The recipe is so simple it’s downright brilliant: Take ¡Cubanismo!, one of Havana’s top musical exports, add some of New Orleans’ finest jazz players, and serve. After all, the spicy rhythms of Cuban mambo, son and descarga aren’t that far off from the synopated gumbo of Louisiana jazz and dixieland. Especially not in the hands of players like these who know how to cook. As they inject Cuban backbeats into bumptious N’Awlins classics like Mother In-Law and Iko-Iko, or bridge the two genres on jumping, jiving originals like Marie Laveaux (a tribute to The Big Easy’s voodoo mama) and Rampart Street Rumba, ¡Cubanismo! and co. dish up a combo platter guaranteed to perk up any party.

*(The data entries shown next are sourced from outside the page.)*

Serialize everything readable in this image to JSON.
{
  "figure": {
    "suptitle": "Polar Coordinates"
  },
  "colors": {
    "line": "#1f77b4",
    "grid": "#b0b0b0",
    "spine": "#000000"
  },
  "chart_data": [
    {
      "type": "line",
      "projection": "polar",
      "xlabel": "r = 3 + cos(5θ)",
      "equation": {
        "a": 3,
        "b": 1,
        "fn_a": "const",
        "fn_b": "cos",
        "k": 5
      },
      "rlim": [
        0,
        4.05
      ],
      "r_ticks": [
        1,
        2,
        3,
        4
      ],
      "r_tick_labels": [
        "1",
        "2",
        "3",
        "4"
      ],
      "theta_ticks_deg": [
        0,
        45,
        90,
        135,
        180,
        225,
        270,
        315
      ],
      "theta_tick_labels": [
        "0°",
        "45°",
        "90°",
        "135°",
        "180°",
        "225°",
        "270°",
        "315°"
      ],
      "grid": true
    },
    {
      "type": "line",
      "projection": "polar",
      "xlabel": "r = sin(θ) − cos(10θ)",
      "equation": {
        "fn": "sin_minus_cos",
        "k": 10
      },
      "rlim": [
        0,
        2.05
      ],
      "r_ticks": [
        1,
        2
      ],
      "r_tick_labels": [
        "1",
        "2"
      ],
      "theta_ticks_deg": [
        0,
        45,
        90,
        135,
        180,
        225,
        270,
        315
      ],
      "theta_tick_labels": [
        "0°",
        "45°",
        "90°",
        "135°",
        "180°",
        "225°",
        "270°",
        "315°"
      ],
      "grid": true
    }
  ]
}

Just add plenty of rum and cerveza and enjoy.

Tahiti 80

Just when we thought the French had outlawed all music except for disco duos, along comes Tahiti 80, a Parisian quartet that actually plays its own instruments and writes its own songs from scratch. If that doesn’t sound like your typical contemporary francophone combo, well, fair enough — after all, Puzzle doesn’t resemble your average Gallic groove-fest of late. Instead, these Belle and Sebastian-ish folk-popsters take most of their cues from across the English Channel, modelling themselves after ’60s Britpop idols like The Zombies and The Kinks. Especially The Kinks. If the twee, folky instrumentation, bouncy melodies and Xavier Boyer’s high, breezy croon aren’t obvious enough hints of his affection for Ray Davies, the jangly ode Mr. Davies makes it blushingly clear. “He gives me complexes,” breathily intones Boyer, “because he’s considered a songwriter and I’m not.” I doubt that will be the case much longer.

Up, Bustle and Out
Rebel Radio: Master Sessions 1

When discussion turns to politics, plenty of musicians talk a good game. Up, Bustle and Out mastermind Rupert Mould puts his money where his mouth is. A few years back, the Bristol musician and producer raised money for a Cuban radio station with a dance track in honour of rebel martyr Che Guevara. Last year, he and partner D. (Ein) Fell went one better, hauling a shipment of gear to Cuba to donate to the station — and using it to record some of Havana’s finest musicians. The genre-spanning Master Sessions 1 is the exotically appealing result. Taking the percolating percussion, jaunty melodies and jazzy vibe of Cuban Descarga and wrapping them in the psychedelic swirls and thumping grooves of the trip-hop sound of his U.K. hometown, Mould rolls up a darkly rich, groovalicious toe-tapper that burns as evenly and smokes as smoothly as an authentic Cohiba. As a bonus, the CD comes with about 10 minutes of studio and travelogue footage. The revolution may not be televised, but it will be multi-media.